Either Congress or the U.S. Supreme Court will likely have to eventually step in to determine the legality of class action arbitration bans.
Consumer lawyers have successfully challenged class action bans in several states:

  • The California Supreme Court held last year that a class action arbitration waiver might be contrary to public policy (Gentry v. Superior Court, 165 P.3d 556).
  • The Washington Supreme Court last year struck down Cingular Wireless’s class action arbitration ban as “unconscionable” under state law. (Scott v. Cingular Wireless LLC, 161 P.3d 1000).
  • The New Jersey Supreme Court held in 2006 that a provision in an arbitration agreement prohibiting class actions was unconscionable, but severable, so that the plaintiff may pursue class-wide arbitration. (Muhammad v. County Bank of Rehoboth Beach, 912 A.2d 88).
    According to Public Justice, arbitration clauses have been struck down as unconscionable by myriad courts, including the 1st and 9th Circuits; U.S. District Courts in Arizona, California, Florida, Massachusetts, Michigan, Missouri, and Washington; state high courts in Alabama, California, Illinois, New Jersey, Washington, and West Virginia; and state appellate courts in Florida, Missouri, Ohio, Oregon, Pennsylvania, and Wisconsin.

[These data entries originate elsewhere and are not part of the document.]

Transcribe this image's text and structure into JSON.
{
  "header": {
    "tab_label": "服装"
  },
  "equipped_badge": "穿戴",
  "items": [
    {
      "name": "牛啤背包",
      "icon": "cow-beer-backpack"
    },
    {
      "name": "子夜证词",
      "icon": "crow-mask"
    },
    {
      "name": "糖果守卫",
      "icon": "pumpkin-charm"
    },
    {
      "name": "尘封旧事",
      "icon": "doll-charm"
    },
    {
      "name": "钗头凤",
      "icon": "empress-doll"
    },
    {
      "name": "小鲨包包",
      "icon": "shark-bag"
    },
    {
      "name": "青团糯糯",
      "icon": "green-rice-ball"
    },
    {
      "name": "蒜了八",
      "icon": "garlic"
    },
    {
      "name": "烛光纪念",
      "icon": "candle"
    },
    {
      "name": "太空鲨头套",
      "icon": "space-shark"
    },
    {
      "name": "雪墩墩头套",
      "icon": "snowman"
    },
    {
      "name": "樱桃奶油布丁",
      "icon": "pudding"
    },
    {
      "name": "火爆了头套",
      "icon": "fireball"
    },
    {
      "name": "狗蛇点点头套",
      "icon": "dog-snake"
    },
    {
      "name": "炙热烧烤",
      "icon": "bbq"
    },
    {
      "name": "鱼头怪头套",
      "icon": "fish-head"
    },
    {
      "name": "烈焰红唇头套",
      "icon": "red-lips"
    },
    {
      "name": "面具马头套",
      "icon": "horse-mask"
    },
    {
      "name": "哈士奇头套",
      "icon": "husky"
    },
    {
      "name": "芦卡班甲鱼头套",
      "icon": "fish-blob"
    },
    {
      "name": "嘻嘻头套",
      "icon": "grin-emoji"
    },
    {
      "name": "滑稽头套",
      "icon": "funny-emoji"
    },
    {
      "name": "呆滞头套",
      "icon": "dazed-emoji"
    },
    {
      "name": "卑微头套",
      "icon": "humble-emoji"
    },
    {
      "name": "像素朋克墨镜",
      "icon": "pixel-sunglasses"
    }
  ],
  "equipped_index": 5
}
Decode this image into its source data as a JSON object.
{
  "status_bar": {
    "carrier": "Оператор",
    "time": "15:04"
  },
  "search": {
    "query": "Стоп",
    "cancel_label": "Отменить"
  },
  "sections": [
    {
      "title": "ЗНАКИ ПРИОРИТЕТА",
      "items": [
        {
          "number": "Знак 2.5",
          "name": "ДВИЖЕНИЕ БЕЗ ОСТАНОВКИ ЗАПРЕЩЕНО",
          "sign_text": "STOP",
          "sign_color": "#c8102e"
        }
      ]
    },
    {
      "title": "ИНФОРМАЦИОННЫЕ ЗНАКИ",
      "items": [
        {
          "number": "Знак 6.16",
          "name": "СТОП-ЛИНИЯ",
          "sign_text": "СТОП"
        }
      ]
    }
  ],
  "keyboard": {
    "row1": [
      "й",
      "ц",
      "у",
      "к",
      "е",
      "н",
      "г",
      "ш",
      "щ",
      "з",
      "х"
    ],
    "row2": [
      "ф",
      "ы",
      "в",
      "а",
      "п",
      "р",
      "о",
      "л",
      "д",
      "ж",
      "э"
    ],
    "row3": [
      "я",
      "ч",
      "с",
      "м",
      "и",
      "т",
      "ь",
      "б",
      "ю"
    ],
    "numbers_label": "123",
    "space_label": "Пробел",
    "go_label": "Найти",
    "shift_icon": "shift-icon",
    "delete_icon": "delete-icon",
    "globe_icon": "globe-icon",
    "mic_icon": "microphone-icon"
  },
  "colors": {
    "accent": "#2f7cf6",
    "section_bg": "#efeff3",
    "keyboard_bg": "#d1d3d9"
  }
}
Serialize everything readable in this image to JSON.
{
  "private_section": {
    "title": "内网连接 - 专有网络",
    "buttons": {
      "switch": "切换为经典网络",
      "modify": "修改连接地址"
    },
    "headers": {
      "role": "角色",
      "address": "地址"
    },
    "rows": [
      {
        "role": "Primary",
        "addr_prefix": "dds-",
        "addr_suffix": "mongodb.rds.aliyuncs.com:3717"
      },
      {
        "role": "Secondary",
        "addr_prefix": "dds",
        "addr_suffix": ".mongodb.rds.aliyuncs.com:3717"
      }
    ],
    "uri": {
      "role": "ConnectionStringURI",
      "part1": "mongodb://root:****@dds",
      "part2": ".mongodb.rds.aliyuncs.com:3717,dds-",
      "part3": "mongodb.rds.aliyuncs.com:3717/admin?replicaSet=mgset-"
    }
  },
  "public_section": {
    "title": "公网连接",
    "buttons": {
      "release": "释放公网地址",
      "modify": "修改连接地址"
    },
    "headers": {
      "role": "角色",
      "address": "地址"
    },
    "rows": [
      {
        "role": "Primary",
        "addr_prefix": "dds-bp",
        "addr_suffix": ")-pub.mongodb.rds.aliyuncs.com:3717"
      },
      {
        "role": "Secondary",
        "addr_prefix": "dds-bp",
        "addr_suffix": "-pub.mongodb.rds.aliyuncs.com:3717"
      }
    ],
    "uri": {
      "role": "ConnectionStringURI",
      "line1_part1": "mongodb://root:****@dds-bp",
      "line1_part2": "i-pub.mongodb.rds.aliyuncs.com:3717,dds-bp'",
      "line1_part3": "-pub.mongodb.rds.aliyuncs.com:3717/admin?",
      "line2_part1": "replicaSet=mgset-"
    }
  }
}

    But Deruelle, who has studied the issue, noted that state courts in Colorado, Delaware, Georgia, Hawaii, Louisiana, Maine, Maryland, Michigan, Mississippi, New Mexico, New York, North Carolina, North Dakota, Oklahoma, Oregon, Rhode Island, Tennessee, Texas, Utah and the District of Columbia have upheld class arbitration prohibitions.
    And federal courts have also been inconsistent in enforcing class arbitration waivers when the case involves federal statutory claims, she said.
    Last year, for example, the 1st Circuit found a class action arbitration waiver unenforceable in an antitrust case (Kristian v. Comcast Corp., 446 F.3d 25). But in 2006 the 6th Circuit, while refusing to enforce an arbitration agreement in a Fair Labor Standards Act case, suggested that class arbitration prohibition might be enforceable (Walker v. Ryan’s Family Steak House, 400 F.3d 370).